|
Dutch umbrella organisations for pension funds and employers are mounting a joint effort to prevent the accounting rules of the International Financial Reporting Standards (IFRS) from undermining the Dutch pension system.
The Association of Industry-wide Pension Funds (VB), the Foundation for Company Pension Funds (OPF) and the Confederation of the Netherlands Industry and Employers (VNO-NCW) will try to convince the International Accounting Standards Board (IASB) the new rules must make a provision for the Dutch situation.
IFRS rules prescribe companies to include their pension funds’ results, as well as the schemes’ financial prospects, in their balance sheets. As a consequence, some companies have already shifted the financial risks to pension funds’ participants, by switching from a defined benefit system to a defined contribution scheme.

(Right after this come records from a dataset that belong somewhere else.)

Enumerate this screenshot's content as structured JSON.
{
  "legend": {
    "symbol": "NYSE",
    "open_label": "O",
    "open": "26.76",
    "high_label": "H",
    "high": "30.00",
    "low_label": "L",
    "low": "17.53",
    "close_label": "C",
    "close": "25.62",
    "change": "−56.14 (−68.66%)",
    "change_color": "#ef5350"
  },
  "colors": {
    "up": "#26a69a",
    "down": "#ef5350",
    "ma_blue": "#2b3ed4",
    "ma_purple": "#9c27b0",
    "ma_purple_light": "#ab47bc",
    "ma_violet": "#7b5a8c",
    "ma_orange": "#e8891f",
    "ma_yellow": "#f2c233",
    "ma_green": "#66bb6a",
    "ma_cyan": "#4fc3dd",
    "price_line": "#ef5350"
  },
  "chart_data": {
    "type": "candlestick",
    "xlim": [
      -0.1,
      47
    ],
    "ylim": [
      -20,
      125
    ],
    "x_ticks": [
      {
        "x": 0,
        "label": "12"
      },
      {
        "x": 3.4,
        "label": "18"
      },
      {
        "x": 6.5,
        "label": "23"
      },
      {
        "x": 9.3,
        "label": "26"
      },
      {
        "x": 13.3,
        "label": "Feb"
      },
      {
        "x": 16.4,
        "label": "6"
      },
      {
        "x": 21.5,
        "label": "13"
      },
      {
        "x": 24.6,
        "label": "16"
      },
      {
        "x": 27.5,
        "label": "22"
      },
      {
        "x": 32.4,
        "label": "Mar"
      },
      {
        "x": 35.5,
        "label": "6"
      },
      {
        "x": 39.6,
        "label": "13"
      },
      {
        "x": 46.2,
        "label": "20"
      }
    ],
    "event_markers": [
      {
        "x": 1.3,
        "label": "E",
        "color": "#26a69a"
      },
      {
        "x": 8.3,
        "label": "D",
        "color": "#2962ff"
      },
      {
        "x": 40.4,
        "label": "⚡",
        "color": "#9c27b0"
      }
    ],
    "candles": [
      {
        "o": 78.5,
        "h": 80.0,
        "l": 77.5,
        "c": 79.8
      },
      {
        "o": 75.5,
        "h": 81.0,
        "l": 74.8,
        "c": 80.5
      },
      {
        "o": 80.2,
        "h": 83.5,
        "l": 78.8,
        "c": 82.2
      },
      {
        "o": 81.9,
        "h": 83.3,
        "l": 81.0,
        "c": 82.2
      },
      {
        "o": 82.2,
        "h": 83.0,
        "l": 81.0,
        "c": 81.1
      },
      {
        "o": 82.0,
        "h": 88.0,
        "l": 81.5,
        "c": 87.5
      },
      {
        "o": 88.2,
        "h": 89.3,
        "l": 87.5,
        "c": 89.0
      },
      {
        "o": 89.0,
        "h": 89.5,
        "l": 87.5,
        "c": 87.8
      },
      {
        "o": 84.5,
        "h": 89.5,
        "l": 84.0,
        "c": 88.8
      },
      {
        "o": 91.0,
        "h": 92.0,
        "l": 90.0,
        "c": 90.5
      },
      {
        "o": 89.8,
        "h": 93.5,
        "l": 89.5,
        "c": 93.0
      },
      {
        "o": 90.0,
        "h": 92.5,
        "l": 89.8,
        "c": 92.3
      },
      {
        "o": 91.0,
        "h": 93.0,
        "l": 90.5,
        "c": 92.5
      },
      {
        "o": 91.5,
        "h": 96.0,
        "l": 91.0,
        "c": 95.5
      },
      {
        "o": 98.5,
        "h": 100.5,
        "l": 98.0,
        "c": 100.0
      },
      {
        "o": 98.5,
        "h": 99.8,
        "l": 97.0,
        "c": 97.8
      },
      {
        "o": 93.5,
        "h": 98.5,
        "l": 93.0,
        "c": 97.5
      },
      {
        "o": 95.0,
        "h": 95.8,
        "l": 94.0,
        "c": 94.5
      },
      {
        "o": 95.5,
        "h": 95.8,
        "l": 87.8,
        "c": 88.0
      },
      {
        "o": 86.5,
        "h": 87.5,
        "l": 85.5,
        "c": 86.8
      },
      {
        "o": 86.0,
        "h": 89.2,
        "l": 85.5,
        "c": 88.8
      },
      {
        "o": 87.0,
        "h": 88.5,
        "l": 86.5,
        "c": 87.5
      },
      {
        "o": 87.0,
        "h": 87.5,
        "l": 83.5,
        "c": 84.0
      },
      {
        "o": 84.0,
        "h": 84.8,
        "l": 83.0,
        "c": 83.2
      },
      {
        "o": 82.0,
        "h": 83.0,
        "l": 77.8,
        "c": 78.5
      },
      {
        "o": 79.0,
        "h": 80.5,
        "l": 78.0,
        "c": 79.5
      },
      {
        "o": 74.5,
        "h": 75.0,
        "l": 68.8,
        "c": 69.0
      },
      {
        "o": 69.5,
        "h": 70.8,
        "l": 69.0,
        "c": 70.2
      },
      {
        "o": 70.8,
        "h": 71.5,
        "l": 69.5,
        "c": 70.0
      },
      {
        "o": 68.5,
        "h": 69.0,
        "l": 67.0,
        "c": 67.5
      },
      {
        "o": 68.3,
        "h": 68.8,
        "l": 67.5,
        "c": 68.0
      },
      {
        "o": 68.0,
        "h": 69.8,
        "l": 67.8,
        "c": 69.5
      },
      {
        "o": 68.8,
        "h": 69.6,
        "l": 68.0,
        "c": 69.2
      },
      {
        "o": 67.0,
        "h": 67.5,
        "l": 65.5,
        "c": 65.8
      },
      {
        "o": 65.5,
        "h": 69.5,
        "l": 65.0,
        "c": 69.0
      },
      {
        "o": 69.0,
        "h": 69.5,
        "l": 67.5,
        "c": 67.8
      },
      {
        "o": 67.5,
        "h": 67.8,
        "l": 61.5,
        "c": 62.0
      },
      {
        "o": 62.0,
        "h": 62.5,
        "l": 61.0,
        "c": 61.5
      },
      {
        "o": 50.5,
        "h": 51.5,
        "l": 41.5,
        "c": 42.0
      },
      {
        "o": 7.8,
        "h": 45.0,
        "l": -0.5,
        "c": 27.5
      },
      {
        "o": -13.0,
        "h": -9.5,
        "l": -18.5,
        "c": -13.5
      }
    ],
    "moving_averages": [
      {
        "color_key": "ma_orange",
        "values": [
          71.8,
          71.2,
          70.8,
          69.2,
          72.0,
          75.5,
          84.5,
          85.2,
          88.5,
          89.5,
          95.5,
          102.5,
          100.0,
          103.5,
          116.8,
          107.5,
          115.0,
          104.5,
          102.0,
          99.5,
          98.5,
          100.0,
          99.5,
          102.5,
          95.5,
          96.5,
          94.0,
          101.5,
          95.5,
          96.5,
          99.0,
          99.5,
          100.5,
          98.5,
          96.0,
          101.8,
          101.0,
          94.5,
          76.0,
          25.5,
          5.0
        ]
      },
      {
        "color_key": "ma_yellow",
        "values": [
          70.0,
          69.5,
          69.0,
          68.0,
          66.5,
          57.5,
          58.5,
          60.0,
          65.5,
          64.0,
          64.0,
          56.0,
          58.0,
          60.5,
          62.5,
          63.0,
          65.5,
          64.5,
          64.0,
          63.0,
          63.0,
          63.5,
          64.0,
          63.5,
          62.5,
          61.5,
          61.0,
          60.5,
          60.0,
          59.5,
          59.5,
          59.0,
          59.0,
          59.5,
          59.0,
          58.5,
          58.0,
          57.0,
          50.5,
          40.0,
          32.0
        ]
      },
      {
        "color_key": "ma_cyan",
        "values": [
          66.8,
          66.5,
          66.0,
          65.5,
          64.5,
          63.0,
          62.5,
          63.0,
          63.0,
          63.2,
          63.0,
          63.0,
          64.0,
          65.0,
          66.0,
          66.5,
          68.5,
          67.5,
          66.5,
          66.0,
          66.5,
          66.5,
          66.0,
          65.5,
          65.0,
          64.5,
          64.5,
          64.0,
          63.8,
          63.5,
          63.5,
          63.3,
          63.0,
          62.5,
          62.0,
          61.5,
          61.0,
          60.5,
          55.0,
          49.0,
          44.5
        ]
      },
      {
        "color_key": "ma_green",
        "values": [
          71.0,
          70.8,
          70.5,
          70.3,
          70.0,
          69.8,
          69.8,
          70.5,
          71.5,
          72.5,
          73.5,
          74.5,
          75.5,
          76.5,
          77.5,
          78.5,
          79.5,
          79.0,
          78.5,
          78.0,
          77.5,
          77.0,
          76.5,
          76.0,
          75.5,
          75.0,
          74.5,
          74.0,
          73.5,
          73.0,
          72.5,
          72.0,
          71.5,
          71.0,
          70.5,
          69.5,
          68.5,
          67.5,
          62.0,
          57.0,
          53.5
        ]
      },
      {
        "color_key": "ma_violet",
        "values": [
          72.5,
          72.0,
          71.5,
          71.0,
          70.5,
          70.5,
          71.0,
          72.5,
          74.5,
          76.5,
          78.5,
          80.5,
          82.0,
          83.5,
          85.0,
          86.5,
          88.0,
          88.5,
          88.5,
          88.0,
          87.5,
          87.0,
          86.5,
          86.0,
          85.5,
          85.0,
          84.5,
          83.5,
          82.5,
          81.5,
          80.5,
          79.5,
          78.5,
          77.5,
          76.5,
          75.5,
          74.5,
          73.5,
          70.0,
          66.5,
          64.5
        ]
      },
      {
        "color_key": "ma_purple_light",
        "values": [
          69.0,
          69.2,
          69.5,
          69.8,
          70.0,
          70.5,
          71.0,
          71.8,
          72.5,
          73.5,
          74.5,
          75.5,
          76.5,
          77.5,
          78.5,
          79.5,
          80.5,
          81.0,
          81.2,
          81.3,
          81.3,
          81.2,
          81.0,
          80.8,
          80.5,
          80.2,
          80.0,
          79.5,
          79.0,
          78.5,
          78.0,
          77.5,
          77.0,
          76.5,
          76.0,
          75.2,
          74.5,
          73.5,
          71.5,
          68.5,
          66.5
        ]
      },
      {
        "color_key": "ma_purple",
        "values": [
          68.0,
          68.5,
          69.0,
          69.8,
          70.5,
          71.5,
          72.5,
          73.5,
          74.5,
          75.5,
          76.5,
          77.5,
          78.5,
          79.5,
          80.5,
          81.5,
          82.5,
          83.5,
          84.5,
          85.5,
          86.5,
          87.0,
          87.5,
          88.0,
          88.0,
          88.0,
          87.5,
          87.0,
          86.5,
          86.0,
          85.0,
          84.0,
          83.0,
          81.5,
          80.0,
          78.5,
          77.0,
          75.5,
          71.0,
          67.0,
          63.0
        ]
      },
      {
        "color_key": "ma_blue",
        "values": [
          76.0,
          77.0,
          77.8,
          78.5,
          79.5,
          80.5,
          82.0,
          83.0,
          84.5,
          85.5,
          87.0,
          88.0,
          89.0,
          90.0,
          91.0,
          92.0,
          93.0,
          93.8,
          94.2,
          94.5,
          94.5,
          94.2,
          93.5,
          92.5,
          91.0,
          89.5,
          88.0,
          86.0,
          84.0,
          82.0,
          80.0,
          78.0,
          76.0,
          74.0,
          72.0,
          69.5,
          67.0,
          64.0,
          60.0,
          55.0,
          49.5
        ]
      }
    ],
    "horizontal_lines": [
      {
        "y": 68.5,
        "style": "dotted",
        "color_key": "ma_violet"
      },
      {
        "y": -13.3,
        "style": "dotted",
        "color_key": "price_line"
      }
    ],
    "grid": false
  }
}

“We don’t want to be forced by international accounting rules to abandon our solid pension system,” said Leny van der Heiden, acting director of VB.
According to Van der Heiden, accountants are now also putting pressure on companies who are associated with an industry-wide scheme to fulfil their IFRS obligations. “Because of their very nature, industry-wide pension funds just can’t produce these figures,” she pointed out.
“In our opinion, the designers of IFRS rules have not made the right assessment of the Dutch situation. The Dutch legislation and additional steering instruments prevent the financial problems that have occurred elsewhere.”
“The proof is that not a single company had to make extra financial contributions to their pension fund during the market crisis earlier in this century,” Van der Heiden continued.
“The risks are mainly theoretical. A study by us has found it has happened only once in the past that a company had to make an extra payment, because of financial problems at its scheme,” agreed Martin Noordzij, VNO-NWC’s economic affairs’ secretary.
VB, OPF and VNO-NCW will promote their view through a representative in the working committee of the IASB, which is looking into the issue.
In addition, they will mobilise all the relevant Dutch players in the Council for Annual Reporting (RJ) to fight their cause.
The organisations also expect to see support from the European Financial Reporting Advisory Group, which will publish a document on the issue soon, Noordzij made clear.
The Dutch pensions supervisor De Nederlandsche Bank and the €215bn civil service pension fund ABP also support local thinking concerning the need for IFRS provision, he added.